Updated: Aug 14, 2023


It’s only the first week of Advent, but I’m already pulling myself into the story of Christmas. Drawing from personal memory, I am slowly immersing myself in the wonder of paying homage. It kind of feels like an overdue baptism.


Several years ago, when the Conference of our denomination had its annual meeting in New Orleans, my family came along. The kids couldn’t have been more than 8 and 5 years old respectively. In the evening, we walked down Bourbon Street to a restaurant for dinner. As we walked in, Mac, our older child, noticed a young man sitting on the street asking for money to get something to eat. Some passersby flicked him loose change, but most ignored the man. That picture instantly consumed Mac.


In the two-story restaurant, we happened to be seated upstairs on a patio overlooking the street where Mac could still just barely see the young man. We ordered our dinner. Mac was quiet with his head turned down slightly throughout the meal. He only took a few bites of his dinner, meticulously setting aside a tiny portion for himself and leaving the rest. When the check came, he asked if he could give his dinner to the man on the street.


As we approached the man, Stacy and I asked Mac if he wanted us to give his food to the man, assuming he would be intimidated by a stranger. He shook his head and walked up to the man, holding a bag with a warm boxed meal inside. Mac did not set the bag on the ground or look over the man’s shoulder. Instead, the two looked each other in the eye. I don’t recall what Mac said or if he said anything, but the man took the gift from Mac’s hand and said, “Thanks, little man!” Mac flashed a shy smile and held his head higher.


To be clear, that memory does not romanticize charity for me. At this time of year, it invites me back into the Christmas story, where magi who had extravagant treasures and shepherds who had nothing both came to pay homage to an innocent child. The baby’s family was on the street, left with only the shelter for farm animals to call home. It was there that people searched for them, saw them, and, upon seeing that holy picture, were so consumed with love that they fell to their knees and gave whatever they could to those strangers.

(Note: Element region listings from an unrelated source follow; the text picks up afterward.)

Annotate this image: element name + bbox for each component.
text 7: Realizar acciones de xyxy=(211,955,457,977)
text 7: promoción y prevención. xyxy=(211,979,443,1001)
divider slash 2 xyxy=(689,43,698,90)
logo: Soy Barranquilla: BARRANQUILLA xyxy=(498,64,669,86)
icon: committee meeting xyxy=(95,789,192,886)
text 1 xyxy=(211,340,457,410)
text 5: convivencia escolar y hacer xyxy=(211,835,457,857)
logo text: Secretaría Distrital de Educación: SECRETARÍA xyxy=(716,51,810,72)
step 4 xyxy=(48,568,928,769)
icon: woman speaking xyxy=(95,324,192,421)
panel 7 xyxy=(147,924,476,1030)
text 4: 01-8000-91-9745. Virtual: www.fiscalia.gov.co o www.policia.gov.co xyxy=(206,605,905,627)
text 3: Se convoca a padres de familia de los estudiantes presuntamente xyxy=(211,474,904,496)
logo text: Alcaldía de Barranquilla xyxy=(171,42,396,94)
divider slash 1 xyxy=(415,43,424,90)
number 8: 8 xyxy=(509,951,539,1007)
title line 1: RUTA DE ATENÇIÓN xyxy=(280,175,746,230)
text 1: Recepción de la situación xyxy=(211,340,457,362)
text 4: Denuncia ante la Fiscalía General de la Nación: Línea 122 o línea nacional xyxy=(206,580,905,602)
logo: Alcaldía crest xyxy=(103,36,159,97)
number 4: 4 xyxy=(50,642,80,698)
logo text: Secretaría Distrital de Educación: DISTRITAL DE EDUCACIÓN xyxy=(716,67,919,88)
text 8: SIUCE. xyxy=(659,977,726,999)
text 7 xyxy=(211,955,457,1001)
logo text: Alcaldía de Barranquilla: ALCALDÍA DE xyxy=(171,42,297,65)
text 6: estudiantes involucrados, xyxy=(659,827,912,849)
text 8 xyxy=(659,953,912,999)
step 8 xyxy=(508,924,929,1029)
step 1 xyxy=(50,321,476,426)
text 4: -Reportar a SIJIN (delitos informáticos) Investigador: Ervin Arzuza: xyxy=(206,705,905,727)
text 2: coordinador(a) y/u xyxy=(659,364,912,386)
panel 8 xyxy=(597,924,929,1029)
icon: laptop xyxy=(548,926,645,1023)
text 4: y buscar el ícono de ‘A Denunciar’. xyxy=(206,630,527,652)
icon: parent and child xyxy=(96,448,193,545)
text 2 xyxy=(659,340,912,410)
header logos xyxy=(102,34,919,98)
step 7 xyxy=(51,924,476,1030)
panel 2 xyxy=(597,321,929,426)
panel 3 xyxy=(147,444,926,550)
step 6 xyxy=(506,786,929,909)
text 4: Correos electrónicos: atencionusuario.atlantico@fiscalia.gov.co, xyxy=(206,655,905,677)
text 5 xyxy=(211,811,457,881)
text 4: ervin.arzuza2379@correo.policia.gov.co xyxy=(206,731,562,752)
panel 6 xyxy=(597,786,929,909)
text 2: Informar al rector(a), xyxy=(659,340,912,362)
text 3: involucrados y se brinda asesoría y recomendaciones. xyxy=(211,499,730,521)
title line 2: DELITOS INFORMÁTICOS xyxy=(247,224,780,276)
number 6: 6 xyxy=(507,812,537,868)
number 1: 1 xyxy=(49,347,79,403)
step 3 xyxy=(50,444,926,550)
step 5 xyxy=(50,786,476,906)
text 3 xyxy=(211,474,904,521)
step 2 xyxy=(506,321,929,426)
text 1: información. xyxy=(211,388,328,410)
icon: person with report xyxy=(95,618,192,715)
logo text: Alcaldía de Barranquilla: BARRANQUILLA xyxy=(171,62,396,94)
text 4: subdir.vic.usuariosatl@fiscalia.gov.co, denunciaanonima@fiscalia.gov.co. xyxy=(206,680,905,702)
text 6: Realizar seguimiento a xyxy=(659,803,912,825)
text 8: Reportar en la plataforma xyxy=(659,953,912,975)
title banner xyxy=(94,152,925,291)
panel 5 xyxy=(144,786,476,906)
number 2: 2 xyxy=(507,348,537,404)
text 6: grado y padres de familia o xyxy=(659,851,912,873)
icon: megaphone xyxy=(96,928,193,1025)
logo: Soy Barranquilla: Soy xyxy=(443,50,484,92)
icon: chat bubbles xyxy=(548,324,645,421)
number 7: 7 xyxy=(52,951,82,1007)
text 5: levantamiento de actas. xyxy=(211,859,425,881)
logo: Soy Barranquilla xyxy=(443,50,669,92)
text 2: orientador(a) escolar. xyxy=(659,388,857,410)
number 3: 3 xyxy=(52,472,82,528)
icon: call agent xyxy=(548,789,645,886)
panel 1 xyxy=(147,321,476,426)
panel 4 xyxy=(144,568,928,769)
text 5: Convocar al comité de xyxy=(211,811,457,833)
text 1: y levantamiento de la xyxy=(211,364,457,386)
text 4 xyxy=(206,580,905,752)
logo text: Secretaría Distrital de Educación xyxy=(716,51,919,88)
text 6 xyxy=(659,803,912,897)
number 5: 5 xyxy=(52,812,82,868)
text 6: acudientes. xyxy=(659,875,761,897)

I imagine the experience changed them. As Matthew 2:12 says about the magi, they “went back home by another road.” Once you have an encounter like that, the course of your life can’t be the same. On this last Christmas our family will have with Mac before he graduates high school, I’m imagining how that experience on the street in New Orleans shaped him. I’m imagining how his determined refusal to not let the picture of a stranger in need leave his mind changed the road he took back home. I’m remembering this, and I’m yearning for that sense of wonder to consume me again…and again. May it be so for all of us as we remember the story of Christmas so deeply that we might move from telling it to living it.